La crisi di sovrapproduzione e la scarsa qualità del grano è confermata da commercianti e stoccatori, presenti all’incontro di oggi. “È vero che i prezzi della Camera di commercio non rispecchiano il mercato, i mulini stanno ritirando a 17-18 euro al quintale. I listini non stanno né in cielo né in terra – spiega Francesco La Rotonda -, questo dimostra ancora una volta la necessità di trasparenza nelle procedure. Ormai è tutto pieno, nessuno riceve più telefonate: sembra non ci sia più bisogno del grano italiano”. Per capire quanto sia importante la “qualità” nella vendita, basti pensare – come spiegato da un commerciante abruzzese, Giovanni Ortolano, presente sul mercato foggiano – che “il grano canadese, con 14 di proteine, si trova anche a 23 euro, mentre il prodotto della Capitanata mediamente ha un valore proteico di 11, con una parte importante della produzione sotto i 10, valori qualitativi davvero bassissimi…”.
La “guerra” sul tavolo del ministro
C’era anche la politica all’incontro, con la produttrice Tonia Dileo (M5S): “Chiediamo criteri oggettivi per la definizione del prezzo, non soggettivi. Chiediamo anche chiarimenti sulla differenza di prezzo tra semola e materia prima. Stamattina, peraltro, ci hanno interdetto l’accesso alla Camera di commercio: si può avere questo atteggiamento in un ente pubblico nei confronti di chi partecipa con quote associative?”. La questione è già arrivata sui tavoli romani, con un question time al ministro Maurizio Martina. La Coldiretti sarà invece ospitata in commissione agricoltura: “Domani racconteremo ai componenti della XIII Commissione Agricoltura della Camera cosa avviene quotidianamente nei porti di Puglia, di quanto è stato deprezzato il grano locale passato da luglio 2015 ad oggi da 36 a 18 euro al quintale pari a -50%, come funzionano le borse merci italiane.
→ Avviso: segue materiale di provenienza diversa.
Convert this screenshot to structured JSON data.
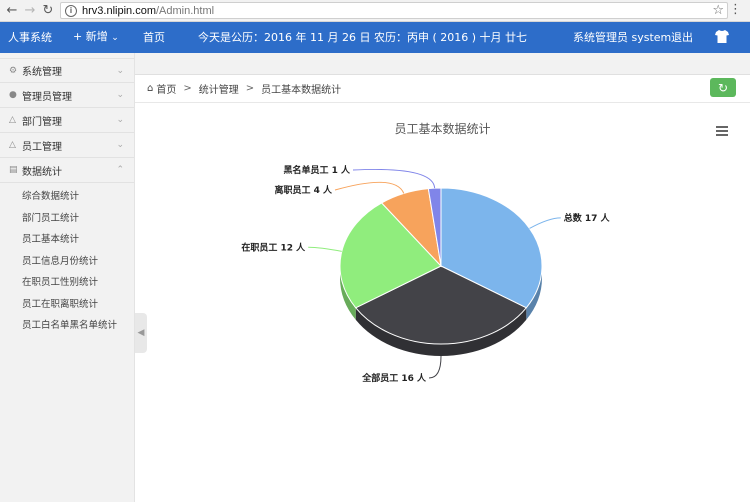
{
  "browser": {
    "url_host": "hrv3.nlipin.com",
    "url_path": "/Admin.html"
  },
  "header": {
    "brand": "人事系统",
    "new_label": "+ 新增",
    "home_label": "首页",
    "date_text": "今天是公历：2016 年 11 月 26 日   农历：丙申 ( 2016 )  十月 廿七",
    "user_text": "系统管理员  system",
    "logout_label": "退出"
  },
  "sidebar": {
    "items": [
      {
        "label": "系统管理",
        "icon": "gear-icon"
      },
      {
        "label": "管理员管理",
        "icon": "user-icon"
      },
      {
        "label": "部门管理",
        "icon": "org-icon"
      },
      {
        "label": "员工管理",
        "icon": "employee-icon"
      },
      {
        "label": "数据统计",
        "icon": "chart-icon"
      }
    ],
    "subitems": [
      "综合数据统计",
      "部门员工统计",
      "员工基本统计",
      "员工信息月份统计",
      "在职员工性别统计",
      "员工在职离职统计",
      "员工白名单黑名单统计"
    ]
  },
  "breadcrumb": {
    "home": "首页",
    "level1": "统计管理",
    "level2": "员工基本数据统计"
  },
  "chart_data": {
    "type": "pie",
    "title": "员工基本数据统计",
    "slices": [
      {
        "name": "总数",
        "value": 17,
        "label": "总数 17 人",
        "color": "#7cb5ec"
      },
      {
        "name": "全部员工",
        "value": 16,
        "label": "全部员工 16 人",
        "color": "#434348"
      },
      {
        "name": "在职员工",
        "value": 12,
        "label": "在职员工 12 人",
        "color": "#90ed7d"
      },
      {
        "name": "离职员工",
        "value": 4,
        "label": "离职员工 4 人",
        "color": "#f7a35c"
      },
      {
        "name": "黑名单员工",
        "value": 1,
        "label": "黑名单员工 1 人",
        "color": "#8085e9"
      }
    ]
  }
}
Chiederemo che vengano affrontate in maniera drastica le tre storture fondamentali che condizionano l’andamento del settore, quali l’assoluta mancanza di norme che regolano il mercato, come l’etichettatura di origine obbligatoria e la tracciabilità delle produzioni, le importazioni speculative e il divario dei prezzi corrisposti alla produzione rispetto al consumo”.
“La inaccettabile remunerazione del prodotto locale – aggiunge il direttore di Coldiretti Puglia, Angelo Corsetti – è direttamente collegata all’import non stop di grano dall’estero che continua ad invadere quotidianamente i porti di Bari, Manfredonia e Barletta. Le importazioni selvagge evidenziano una grave dipendenza del sistema industriale dall’estero. Serve l’etichettatura obbligatoria di pasta e pane che informi sulla provenienza geografica, perché c’è bisogno di uno strumento forte di protezione dei prodotti, nonché di garanzia per i consumatori, che avranno quanto meno l’opportunità di fare scelte di consumo consapevoli, potendone premiare la qualità. Importante che il prossimo tavolo cerealicolo regionale approdi ad un accordo di filiera tra le parti che preveda un prezzo del grano mai al di sotto dei costi di produzione”.